Another innovation of the modern FSB is that the cases of scientists receive very little publicity. Of the federal media, Kommersant and RBC might write about it, but there is complete silence on television. For example, on Channel One’s website, there are two articles about Viktor Kudryavtsev’s case from 2018, but there are no articles at all about the recent cases of Oleg Kabov and Sergei Abramov. “And if, for example, the FSB officers in Ivanovo arrest someone, it’s not reported anywhere. People think that this only happened to them, that it’s a terrible accident or the person was just unlucky. The scale of the repression is deliberately hidden, nothing is commented on, there are no show trials.”

However, the secrecy of the persecution does not negate its cruelty. Scientists are not only given long sentences, but also no allowances are made for their advanced age and poor health. The most egregious case is that of physicist Dmitry Kolker. Despite having stage four cancer, he was taken from the hospital and sent to a pre-trial detention center, where he died three days later. Kudryavtsev died before the verdict, and the president of the Arctic Academy of Sciences, Valery Mitko, died under house arrest.

Valery Mitko
Valery MitkoPhoto: Arctic Academy of Sciences

There is little hope that the leadership of Russian science will defend their colleagues. The Ministry of Science and Higher Education is now pushing for a law requiring international projects to be coordinated with the FSB. “It’s an attempt to make dealings with the FSB at least somewhat predictable. No other agency does this — nowhere else do people go begging to security services saying, ‘Let’s run everything by you.’”

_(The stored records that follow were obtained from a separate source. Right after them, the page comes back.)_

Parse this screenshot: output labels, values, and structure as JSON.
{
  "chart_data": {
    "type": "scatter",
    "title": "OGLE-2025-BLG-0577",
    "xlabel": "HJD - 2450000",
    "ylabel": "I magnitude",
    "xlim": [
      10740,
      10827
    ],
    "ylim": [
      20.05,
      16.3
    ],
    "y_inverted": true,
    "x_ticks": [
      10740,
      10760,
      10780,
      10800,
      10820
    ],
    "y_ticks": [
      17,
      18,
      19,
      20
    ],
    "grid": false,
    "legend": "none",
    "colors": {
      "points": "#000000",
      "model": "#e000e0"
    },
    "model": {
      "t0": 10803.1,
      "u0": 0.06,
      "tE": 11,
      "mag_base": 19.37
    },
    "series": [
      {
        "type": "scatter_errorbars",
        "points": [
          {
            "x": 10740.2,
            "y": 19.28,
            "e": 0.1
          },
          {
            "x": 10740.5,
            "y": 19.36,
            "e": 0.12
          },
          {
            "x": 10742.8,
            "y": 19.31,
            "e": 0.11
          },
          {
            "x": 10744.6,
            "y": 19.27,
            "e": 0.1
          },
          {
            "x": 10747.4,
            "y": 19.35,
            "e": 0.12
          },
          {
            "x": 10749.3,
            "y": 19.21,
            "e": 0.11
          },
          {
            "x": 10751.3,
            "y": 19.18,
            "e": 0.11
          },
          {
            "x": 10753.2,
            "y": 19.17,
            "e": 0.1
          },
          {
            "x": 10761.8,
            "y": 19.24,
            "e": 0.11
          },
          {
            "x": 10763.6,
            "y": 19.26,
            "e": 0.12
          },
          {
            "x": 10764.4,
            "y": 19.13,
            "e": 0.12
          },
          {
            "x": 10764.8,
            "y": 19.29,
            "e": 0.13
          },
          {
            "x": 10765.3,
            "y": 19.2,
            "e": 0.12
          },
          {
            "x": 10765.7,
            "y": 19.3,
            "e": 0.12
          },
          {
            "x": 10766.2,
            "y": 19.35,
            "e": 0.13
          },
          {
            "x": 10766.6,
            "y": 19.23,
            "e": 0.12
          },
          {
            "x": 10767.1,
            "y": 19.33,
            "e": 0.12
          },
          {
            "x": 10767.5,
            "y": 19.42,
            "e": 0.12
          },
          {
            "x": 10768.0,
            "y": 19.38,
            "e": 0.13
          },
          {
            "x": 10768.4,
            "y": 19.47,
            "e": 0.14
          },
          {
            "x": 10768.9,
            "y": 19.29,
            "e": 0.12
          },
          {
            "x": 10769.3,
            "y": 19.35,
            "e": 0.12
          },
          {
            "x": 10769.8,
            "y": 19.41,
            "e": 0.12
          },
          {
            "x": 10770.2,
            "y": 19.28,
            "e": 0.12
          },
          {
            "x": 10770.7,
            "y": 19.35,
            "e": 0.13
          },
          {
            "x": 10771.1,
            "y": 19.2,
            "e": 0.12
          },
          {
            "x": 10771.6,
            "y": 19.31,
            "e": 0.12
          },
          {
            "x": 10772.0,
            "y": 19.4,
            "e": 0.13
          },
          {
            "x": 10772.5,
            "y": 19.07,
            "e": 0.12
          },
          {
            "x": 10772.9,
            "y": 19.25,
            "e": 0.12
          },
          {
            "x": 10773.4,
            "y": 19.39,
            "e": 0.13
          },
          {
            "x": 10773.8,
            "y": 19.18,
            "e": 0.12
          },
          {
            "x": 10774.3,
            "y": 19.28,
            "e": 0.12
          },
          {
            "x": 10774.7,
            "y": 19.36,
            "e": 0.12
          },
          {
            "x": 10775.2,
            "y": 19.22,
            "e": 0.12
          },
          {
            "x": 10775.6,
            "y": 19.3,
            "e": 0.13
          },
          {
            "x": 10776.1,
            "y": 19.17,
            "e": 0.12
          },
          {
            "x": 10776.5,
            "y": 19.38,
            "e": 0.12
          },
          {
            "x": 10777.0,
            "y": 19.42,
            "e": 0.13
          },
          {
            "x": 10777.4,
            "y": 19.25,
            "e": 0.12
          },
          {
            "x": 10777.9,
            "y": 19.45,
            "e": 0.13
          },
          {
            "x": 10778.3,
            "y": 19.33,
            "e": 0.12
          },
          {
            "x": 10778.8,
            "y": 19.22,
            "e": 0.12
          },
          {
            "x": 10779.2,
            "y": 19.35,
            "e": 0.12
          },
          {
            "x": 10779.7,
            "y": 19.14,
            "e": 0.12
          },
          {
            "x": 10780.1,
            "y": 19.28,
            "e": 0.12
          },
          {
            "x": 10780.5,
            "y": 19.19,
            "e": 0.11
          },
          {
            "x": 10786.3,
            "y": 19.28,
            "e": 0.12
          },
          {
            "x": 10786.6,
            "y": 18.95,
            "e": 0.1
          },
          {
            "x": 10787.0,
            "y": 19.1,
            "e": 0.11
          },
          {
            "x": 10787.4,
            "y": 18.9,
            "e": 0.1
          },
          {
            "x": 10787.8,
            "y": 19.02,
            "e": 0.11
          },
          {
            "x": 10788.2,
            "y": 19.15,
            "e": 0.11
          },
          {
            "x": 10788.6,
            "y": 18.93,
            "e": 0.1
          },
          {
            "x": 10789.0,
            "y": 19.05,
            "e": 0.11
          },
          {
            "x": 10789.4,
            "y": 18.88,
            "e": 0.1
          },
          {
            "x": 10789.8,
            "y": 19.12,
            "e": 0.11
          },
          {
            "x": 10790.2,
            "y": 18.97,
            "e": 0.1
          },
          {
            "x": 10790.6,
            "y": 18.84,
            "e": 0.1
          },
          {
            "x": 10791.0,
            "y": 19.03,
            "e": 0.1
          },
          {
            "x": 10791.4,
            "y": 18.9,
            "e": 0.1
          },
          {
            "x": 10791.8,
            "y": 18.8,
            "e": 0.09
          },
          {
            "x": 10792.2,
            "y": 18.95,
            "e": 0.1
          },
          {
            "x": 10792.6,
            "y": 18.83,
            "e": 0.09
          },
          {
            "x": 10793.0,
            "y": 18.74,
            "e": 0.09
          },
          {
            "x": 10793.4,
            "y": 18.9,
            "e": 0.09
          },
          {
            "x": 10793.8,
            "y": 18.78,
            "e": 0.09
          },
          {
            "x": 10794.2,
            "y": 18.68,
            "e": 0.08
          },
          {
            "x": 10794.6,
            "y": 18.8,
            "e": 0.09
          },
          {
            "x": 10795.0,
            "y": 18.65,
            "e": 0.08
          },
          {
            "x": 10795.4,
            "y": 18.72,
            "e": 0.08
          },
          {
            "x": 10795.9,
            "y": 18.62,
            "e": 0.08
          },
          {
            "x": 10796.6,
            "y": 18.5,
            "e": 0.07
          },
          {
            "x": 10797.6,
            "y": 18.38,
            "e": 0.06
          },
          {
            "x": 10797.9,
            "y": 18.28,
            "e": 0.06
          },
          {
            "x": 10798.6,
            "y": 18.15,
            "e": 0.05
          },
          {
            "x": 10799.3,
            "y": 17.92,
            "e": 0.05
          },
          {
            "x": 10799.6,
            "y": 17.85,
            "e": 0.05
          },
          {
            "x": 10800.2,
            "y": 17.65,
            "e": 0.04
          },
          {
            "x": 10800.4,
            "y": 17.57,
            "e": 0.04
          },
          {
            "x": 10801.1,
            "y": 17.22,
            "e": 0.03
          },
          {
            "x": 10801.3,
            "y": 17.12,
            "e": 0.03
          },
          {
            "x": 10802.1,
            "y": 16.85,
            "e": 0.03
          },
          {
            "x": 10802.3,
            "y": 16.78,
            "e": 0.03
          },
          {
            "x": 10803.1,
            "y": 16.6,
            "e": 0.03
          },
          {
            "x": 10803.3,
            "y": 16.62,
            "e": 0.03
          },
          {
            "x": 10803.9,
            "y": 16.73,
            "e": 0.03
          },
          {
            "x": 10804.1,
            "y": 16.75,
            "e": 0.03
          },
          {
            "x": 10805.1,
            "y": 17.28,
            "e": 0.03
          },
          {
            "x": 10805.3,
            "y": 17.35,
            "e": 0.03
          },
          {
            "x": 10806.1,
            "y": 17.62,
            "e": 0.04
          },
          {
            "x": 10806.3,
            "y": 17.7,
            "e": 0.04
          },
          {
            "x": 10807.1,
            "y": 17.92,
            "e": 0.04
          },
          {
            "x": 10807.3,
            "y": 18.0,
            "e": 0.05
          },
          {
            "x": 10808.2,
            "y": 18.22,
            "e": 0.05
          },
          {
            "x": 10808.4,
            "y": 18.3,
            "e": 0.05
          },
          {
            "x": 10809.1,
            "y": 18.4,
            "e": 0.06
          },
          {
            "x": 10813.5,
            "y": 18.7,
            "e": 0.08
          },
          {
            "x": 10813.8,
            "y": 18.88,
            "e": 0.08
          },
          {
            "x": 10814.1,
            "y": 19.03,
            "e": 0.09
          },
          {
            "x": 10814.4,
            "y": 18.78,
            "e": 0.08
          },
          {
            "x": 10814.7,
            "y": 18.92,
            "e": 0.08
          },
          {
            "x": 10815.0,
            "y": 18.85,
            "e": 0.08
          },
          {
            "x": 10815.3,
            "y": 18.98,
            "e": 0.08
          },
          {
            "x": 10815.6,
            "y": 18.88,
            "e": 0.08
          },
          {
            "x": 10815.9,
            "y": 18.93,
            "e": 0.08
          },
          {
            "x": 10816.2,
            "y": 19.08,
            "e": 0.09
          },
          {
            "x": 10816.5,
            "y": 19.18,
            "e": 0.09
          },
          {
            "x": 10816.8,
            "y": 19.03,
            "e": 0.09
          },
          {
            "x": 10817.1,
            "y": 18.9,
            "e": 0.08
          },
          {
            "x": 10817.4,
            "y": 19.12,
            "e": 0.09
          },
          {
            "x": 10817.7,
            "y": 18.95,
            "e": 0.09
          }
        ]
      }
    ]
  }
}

The persecuted scientists almost always work in academic science and are not connected with military development or production. But the authorities do not consider at all that their actions could harm science, including military development, believes Olga Orlova: “This generation of FSB officers was formed in the logic of ‘we will always buy everything,’ including technology. The principle that Putin formulated as “grab and snatch” permeates everything. We will imprison this one, and buy that one.”

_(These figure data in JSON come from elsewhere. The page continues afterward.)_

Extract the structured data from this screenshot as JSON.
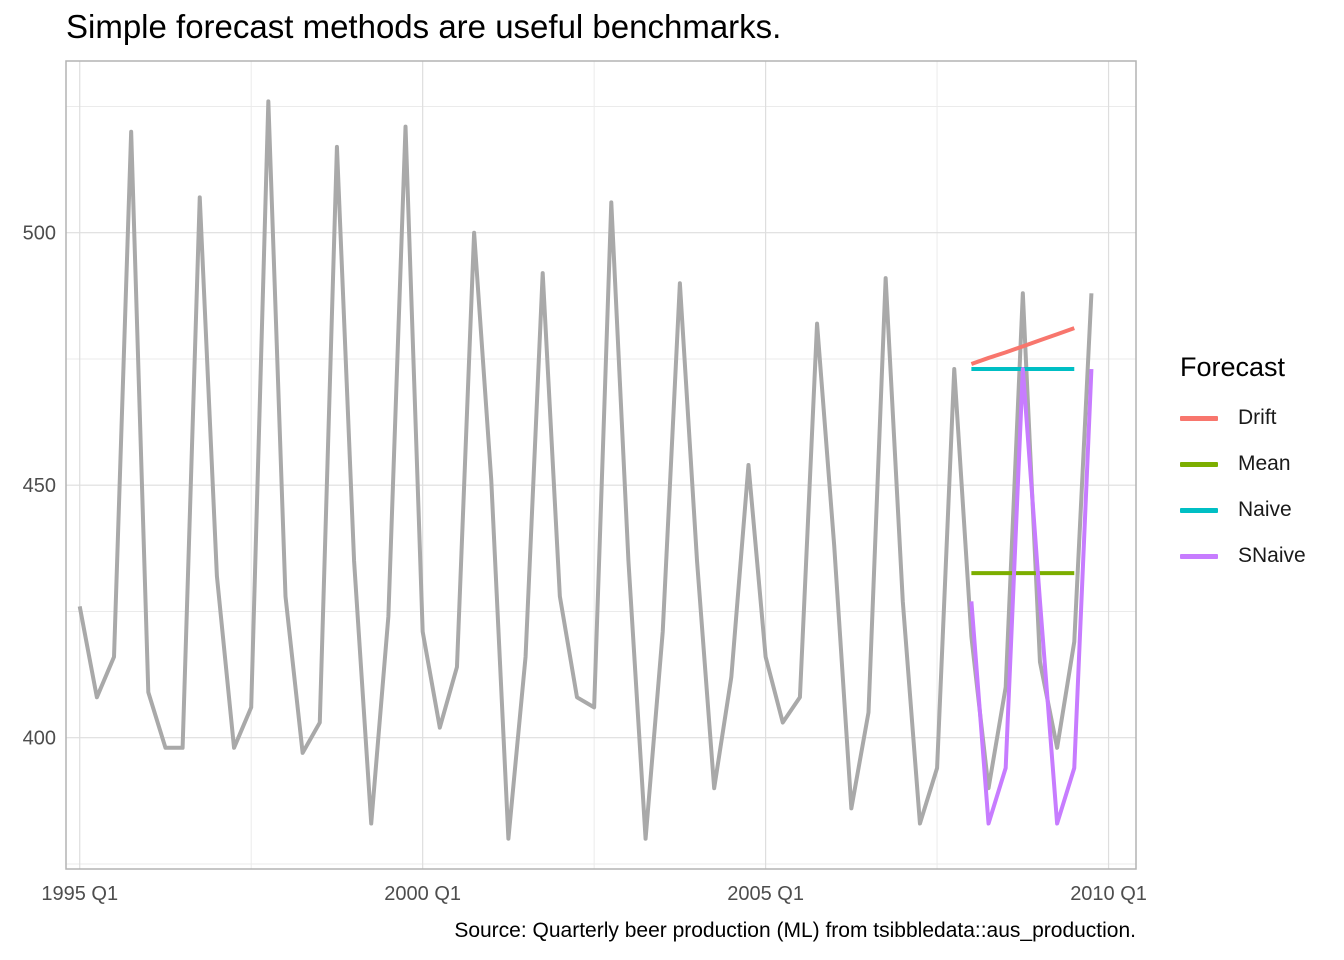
{
  "chart_data": {
    "type": "line",
    "title": "Simple forecast methods are useful benchmarks.",
    "caption": "Source: Quarterly beer production (ML) from tsibbledata::aus_production.",
    "xlabel": "",
    "ylabel": "",
    "xlim": [
      1994.8,
      2010.4
    ],
    "ylim": [
      374,
      534
    ],
    "x_ticks": [
      {
        "value": 1995,
        "label": "1995 Q1"
      },
      {
        "value": 2000,
        "label": "2000 Q1"
      },
      {
        "value": 2005,
        "label": "2005 Q1"
      },
      {
        "value": 2010,
        "label": "2010 Q1"
      }
    ],
    "y_ticks": [
      {
        "value": 400,
        "label": "400"
      },
      {
        "value": 450,
        "label": "450"
      },
      {
        "value": 500,
        "label": "500"
      }
    ],
    "grid": true,
    "legend": {
      "title": "Forecast",
      "position": "right"
    },
    "x_start": 1995,
    "x_step": 0.25,
    "observed": {
      "color": "#a9a9a9",
      "values": [
        426,
        408,
        416,
        520,
        409,
        398,
        398,
        507,
        432,
        398,
        406,
        526,
        428,
        397,
        403,
        517,
        435,
        383,
        424,
        521,
        421,
        402,
        414,
        500,
        451,
        380,
        416,
        492,
        428,
        408,
        406,
        506,
        435,
        380,
        421,
        490,
        435,
        390,
        412,
        454,
        416,
        403,
        408,
        482,
        438,
        386,
        405,
        491,
        427,
        383,
        394,
        473,
        420,
        390,
        410,
        488,
        415,
        398,
        419,
        488
      ]
    },
    "series": [
      {
        "name": "Drift",
        "color": "#f8766d",
        "x_start": 2008,
        "values": [
          474,
          475.2,
          476.3,
          477.5,
          478.7,
          479.9,
          481.1
        ]
      },
      {
        "name": "Mean",
        "color": "#7cae00",
        "x_start": 2008,
        "values": [
          432.6,
          432.6,
          432.6,
          432.6,
          432.6,
          432.6,
          432.6
        ]
      },
      {
        "name": "Naive",
        "color": "#00bfc4",
        "x_start": 2008,
        "values": [
          473,
          473,
          473,
          473,
          473,
          473,
          473
        ]
      },
      {
        "name": "SNaive",
        "color": "#c77cff",
        "x_start": 2008,
        "values": [
          427,
          383,
          394,
          473,
          427,
          383,
          394,
          473
        ]
      }
    ]
  }
}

Why are the authorities not afraid of dismantling science?

Orlova is certain that the treason cases themselves have nothing to do with protecting the country’s defense capabilities; they are merely a desire to intimidate and control the scientific community. The fact that convicted scientists are not being organized into sharashkas, as was the case during Stalinist repressions, is further proof that the special services are indifferent to the fate of science.

An anonymous source for IStories believes that the scale of the current repression is not large enough to destroy science: “It’s enough for intimidation and division, but it’s not enough to destroy science.” Most of the scientists leaving the country due to repression are young people, while science is made by mid-career scientists who have already achieved a lot in Russia.

“If Shakespeare hadn’t written his tragedies, no one would have written them. And if Einstein hadn’t derived the formula E = mc², others would have derived it,” explains the researcher, outlining the logic of the Russian authorities: “Now we’ll imprison the old stumps, and young guys will come who will make hypersonic weapons just as well for us.”